Tess struggles. She has a difficult time finding work and is forced to take a job at an unpleasant and unprosperous farm. She tries to visit Angel’s family but overhears his brothers discussing Angel’s poor marriage, so she leaves. She hears a wandering preacher speak and is stunned to discover that he is Alec d’Urberville, who has been converted to Christianity by Angel’s father, the Reverend Clare. Alec and Tess are each shaken by their encounter, and Alec appallingly begs Tess never to tempt him again. Soon after, however, he again begs Tess to marry him, having turned his back on his -religious ways.
Tess learns from her sister Liza-Lu that her mother is near death, and Tess is forced to return home to take care of her. Her mother recovers, but her father unexpectedly dies soon after. When the family is evicted from their home, Alec offers help. But Tess refuses to accept, knowing he only wants to obligate her to him again.

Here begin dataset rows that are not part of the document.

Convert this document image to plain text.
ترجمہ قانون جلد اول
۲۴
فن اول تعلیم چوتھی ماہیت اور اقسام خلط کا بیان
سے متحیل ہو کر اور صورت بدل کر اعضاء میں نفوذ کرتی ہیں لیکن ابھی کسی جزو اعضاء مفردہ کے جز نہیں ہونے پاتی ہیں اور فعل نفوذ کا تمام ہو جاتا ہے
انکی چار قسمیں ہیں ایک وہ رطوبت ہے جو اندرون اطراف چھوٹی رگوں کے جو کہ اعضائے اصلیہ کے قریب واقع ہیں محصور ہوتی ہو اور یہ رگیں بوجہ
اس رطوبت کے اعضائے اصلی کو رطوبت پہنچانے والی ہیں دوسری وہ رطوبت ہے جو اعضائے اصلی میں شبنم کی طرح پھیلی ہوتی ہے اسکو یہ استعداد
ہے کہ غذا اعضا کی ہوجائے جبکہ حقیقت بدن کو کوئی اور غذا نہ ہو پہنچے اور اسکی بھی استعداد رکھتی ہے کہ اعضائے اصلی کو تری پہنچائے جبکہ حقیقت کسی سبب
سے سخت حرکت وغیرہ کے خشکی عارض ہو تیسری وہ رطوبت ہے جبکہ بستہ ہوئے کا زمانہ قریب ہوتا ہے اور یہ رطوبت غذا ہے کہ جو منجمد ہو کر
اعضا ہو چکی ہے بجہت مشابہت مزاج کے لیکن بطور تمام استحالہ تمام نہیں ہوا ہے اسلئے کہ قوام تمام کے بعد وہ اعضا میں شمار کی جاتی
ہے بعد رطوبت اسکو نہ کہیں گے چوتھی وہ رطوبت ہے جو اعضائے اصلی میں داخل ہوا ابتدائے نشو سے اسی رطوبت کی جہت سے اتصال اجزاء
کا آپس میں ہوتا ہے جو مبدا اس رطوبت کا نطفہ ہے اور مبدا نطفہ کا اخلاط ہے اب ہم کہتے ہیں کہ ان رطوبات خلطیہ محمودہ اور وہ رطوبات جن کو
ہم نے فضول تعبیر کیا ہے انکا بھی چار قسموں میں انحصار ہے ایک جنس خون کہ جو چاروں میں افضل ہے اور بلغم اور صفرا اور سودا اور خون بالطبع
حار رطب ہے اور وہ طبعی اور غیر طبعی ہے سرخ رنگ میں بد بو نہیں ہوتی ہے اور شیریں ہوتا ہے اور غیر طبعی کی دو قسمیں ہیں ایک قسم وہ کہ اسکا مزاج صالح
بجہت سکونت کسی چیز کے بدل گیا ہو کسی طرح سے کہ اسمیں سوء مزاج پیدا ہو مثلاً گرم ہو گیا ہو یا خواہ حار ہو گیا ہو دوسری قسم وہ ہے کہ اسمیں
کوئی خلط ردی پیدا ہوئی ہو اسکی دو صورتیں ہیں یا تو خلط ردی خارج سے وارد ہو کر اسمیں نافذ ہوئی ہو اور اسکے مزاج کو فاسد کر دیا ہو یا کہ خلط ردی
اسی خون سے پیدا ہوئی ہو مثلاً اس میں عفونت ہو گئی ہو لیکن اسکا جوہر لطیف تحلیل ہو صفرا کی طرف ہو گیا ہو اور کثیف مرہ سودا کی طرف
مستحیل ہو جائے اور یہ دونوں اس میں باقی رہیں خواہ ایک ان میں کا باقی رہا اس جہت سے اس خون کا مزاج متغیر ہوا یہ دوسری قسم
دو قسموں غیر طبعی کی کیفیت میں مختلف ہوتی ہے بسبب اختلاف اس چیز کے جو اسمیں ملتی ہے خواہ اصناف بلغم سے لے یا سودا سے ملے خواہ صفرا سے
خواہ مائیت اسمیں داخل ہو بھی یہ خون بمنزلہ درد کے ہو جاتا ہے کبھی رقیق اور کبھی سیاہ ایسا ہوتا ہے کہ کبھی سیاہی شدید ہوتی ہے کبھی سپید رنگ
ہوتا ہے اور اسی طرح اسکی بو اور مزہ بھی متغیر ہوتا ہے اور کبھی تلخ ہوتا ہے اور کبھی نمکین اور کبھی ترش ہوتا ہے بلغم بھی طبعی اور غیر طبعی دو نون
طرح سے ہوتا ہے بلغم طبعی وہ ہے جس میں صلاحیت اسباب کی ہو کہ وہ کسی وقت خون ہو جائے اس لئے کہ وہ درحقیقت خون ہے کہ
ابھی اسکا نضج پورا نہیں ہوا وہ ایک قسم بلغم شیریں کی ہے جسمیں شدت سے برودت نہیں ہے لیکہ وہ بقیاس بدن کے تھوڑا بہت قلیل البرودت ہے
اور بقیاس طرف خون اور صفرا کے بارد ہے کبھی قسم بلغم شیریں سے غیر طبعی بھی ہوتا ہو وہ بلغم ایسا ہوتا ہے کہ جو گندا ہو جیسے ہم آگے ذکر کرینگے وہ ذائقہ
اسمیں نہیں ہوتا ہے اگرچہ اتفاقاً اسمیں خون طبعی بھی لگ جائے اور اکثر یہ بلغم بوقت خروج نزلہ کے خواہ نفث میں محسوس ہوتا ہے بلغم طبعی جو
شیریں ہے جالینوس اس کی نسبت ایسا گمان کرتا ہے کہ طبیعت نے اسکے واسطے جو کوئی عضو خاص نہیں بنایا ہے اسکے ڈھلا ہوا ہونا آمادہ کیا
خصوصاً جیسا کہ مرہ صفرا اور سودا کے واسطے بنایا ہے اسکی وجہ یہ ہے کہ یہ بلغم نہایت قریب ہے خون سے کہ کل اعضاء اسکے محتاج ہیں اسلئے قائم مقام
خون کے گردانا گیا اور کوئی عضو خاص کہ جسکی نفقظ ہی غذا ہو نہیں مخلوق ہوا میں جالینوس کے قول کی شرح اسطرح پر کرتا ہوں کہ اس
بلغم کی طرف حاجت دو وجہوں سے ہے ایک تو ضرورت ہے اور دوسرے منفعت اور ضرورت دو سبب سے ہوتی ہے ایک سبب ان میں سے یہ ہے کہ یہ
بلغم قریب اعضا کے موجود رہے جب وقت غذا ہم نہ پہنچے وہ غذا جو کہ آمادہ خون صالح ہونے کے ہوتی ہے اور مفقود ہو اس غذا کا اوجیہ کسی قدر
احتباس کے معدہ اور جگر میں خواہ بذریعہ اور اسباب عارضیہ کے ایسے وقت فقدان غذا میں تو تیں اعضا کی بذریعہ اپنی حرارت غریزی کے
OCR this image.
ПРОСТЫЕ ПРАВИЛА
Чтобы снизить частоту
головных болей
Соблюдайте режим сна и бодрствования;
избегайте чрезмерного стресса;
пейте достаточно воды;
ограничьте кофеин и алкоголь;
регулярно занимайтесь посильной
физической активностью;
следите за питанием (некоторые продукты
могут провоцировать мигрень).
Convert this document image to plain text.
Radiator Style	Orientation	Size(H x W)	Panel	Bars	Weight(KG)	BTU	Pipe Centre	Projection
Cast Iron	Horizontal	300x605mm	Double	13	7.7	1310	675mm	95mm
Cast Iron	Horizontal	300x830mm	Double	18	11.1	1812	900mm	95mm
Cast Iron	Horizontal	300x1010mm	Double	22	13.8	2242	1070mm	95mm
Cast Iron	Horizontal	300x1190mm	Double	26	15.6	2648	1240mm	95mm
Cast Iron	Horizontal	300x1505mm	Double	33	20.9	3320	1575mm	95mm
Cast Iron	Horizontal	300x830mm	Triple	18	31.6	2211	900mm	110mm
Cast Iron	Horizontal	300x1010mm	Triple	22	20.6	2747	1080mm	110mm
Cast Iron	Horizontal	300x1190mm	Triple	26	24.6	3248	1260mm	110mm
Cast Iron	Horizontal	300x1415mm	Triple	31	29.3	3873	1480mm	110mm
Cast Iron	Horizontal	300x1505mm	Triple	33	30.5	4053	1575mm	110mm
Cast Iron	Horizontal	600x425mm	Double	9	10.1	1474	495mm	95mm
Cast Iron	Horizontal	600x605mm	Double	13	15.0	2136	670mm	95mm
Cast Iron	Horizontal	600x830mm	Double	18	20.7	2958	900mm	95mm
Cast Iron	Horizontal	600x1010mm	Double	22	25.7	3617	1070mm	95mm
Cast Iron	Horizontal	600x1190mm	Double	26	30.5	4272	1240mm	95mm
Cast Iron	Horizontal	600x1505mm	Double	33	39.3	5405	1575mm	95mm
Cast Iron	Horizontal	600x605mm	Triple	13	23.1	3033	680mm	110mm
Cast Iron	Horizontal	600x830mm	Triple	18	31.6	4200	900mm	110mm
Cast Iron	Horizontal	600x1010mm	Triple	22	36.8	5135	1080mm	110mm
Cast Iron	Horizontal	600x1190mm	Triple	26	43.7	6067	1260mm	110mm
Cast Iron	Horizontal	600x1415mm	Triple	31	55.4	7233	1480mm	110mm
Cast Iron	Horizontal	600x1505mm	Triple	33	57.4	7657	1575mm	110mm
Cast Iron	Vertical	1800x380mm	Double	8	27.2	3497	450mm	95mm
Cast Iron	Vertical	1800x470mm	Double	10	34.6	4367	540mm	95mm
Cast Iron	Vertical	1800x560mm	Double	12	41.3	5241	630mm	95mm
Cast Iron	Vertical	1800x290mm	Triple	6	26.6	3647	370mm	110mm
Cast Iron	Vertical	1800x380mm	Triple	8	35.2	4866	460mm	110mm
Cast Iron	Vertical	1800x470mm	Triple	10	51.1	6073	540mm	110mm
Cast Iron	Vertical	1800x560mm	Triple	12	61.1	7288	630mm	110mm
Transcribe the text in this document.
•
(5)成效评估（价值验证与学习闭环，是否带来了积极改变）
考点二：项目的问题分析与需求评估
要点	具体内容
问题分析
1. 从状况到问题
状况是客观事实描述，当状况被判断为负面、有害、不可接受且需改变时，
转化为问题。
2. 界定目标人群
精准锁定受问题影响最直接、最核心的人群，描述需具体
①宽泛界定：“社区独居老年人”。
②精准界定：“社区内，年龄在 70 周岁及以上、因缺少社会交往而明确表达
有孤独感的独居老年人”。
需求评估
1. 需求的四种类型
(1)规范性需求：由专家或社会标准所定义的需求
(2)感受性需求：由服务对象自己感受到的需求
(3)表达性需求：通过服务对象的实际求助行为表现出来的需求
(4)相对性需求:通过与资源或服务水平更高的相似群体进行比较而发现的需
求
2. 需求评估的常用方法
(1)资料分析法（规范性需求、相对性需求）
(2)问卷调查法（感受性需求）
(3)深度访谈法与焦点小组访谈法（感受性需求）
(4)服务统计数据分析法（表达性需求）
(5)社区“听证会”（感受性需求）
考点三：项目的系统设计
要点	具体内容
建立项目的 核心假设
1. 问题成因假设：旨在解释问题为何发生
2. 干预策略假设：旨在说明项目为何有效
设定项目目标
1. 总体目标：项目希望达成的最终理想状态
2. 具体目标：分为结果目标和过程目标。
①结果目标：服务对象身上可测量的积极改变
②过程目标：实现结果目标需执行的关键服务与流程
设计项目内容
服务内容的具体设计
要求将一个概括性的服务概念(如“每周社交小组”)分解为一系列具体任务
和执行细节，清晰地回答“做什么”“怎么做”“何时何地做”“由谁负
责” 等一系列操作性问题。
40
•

At last, Angel decides to forgive his wife. He leaves Brazil, desperate to find her. Instead, he finds her mother, who tells him Tess has gone to a village called Sandbourne. There, he finds Tess in an expensive boardinghouse called The Herons, where he tells her he has forgiven her and begs her to take him back. Tess tells him he has come too late. She was unable to resist and went back to Alec d’Urberville. Angel leaves in a daze, and, heartbroken to the point of madness, Tess goes upstairs and stabs her lover to death. When the landlady finds Alec’s body, she raises an alarm, but Tess has already fled to find Angel.
Angel agrees to help Tess, though he cannot quite believe that she has actually murdered Alec. They hide out in an empty mansion for a few days, then travel farther. When they come to Stonehenge, Tess goes to sleep, but when morning breaks shortly thereafter, a search party discovers them. Tess is arrested and sent to jail. Angel and Liza-Lu watch as a black flag is raised over the prison, signaling Tess’s execution.